What’s the consensus on pooping in the ocean?

Pooping in the ocean seems to be in a gray area where, while there may not be any laws specifically against it, you might still be breaking some kind of law regarding indecent exposure or public nudity.

At the same time, if somebody catches you pooping in the ocean, it’s unlikely that they’ll paddle back to shore to call 911 and that’s if the cops will even come for such a trivial complaint.

Furthermore, as far as we know, your poop is not going to kill the environment the same way that littering plastics or wearing sunscreen with toxic chemicals can.

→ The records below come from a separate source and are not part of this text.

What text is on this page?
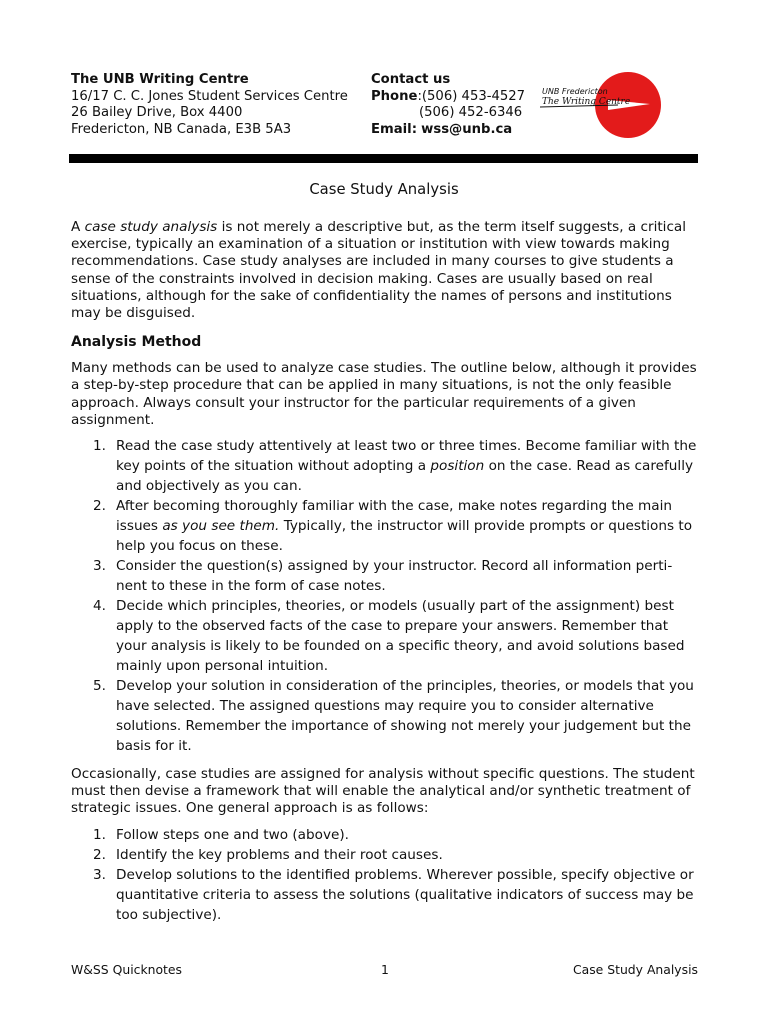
The UNB Writing Centre
16/17 C. C. Jones Student Services Centre
26 Bailey Drive, Box 4400
Fredericton, NB Canada, E3B 5A3
Contact us
Phone:(506) 453-4527
(506) 452-6346
Email: wss@unb.ca
UNB Fredericton
The Writing Centre
Case Study Analysis

A case study analysis is not merely a descriptive but, as the term itself suggests, a critical exercise, typically an examination of a situation or institution with view towards making recommendations. Case study analyses are included in many courses to give students a sense of the constraints involved in decision making. Cases are usually based on real situations, although for the sake of confidentiality the names of persons and institutions may be disguised.

Analysis Method

Many methods can be used to analyze case studies. The outline below, although it provides a step-by-step procedure that can be applied in many situations, is not the only feasible approach. Always consult your instructor for the particular requirements of a given assignment.

1. Read the case study attentively at least two or three times. Become familiar with the key points of the situation without adopting a position on the case. Read as carefully and objectively as you can.
2. After becoming thoroughly familiar with the case, make notes regarding the main issues as you see them. Typically, the instructor will provide prompts or questions to help you focus on these.
3. Consider the question(s) assigned by your instructor. Record all information perti-nent to these in the form of case notes.
4. Decide which principles, theories, or models (usually part of the assignment) best apply to the observed facts of the case to prepare your answers. Remember that your analysis is likely to be founded on a specific theory, and avoid solutions based mainly upon personal intuition.
5. Develop your solution in consideration of the principles, theories, or models that you have selected. The assigned questions may require you to consider alternative solutions. Remember the importance of showing not merely your judgement but the basis for it.

Occasionally, case studies are assigned for analysis without specific questions. The student must then devise a framework that will enable the analytical and/or synthetic treatment of strategic issues. One general approach is as follows:

1. Follow steps one and two (above).
2. Identify the key problems and their root causes.
3. Develop solutions to the identified problems. Wherever possible, specify objective or quantitative criteria to assess the solutions (qualitative indicators of success may be too subjective).
W&SS Quicknotes	1	Case Study Analysis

However, how is pooping in the ocean viewed from the perspective of the surfing community and average beachgoer? Everyone has different opinions on the acceptability of taking an aqua poo.

For instance, most of us have been through situations where we urgently needed to do number a 2 but didn’t have access to a toilet. So in some sense, many of us can empathize with the urgency of the situation and the lengths one might go to to not poop in your boardies/wetsuit, though we won’t exactly encourage you to make aqua poos a habit.

Surfers will get angry at you for doing a number 2 in certain situations such as if you do it too close to the lineup, if kids can see you, or if your poop somehow reaches the shore or reaches them. Also, nobody wants to see someone defecating in the ocean, so they may get angry at you for showing them such a sight.

That said, if you make an effort to paddle away from the crowd so that you’re out of sight, and time your poop so that the currents are traveling away from the lineup, or if you just duck dive and take an aqua dump fully submerged, then you should be fine.

How “acceptable” pooping in the ocean usually boils down to how much consideration you have of other surfers.

We realize that we might be shooting ourselves in the foot by discouraging you to poop in the ocean while also giving advice on how best to do so. However, it’s more that when nature calls, sometimes you have no choice but to do a number 2 then and there, so you might as well know the best practices to minimize the impact you have on others. This is the best compromise we came up with. For the love of God, aqua dump safely and responsibly, please.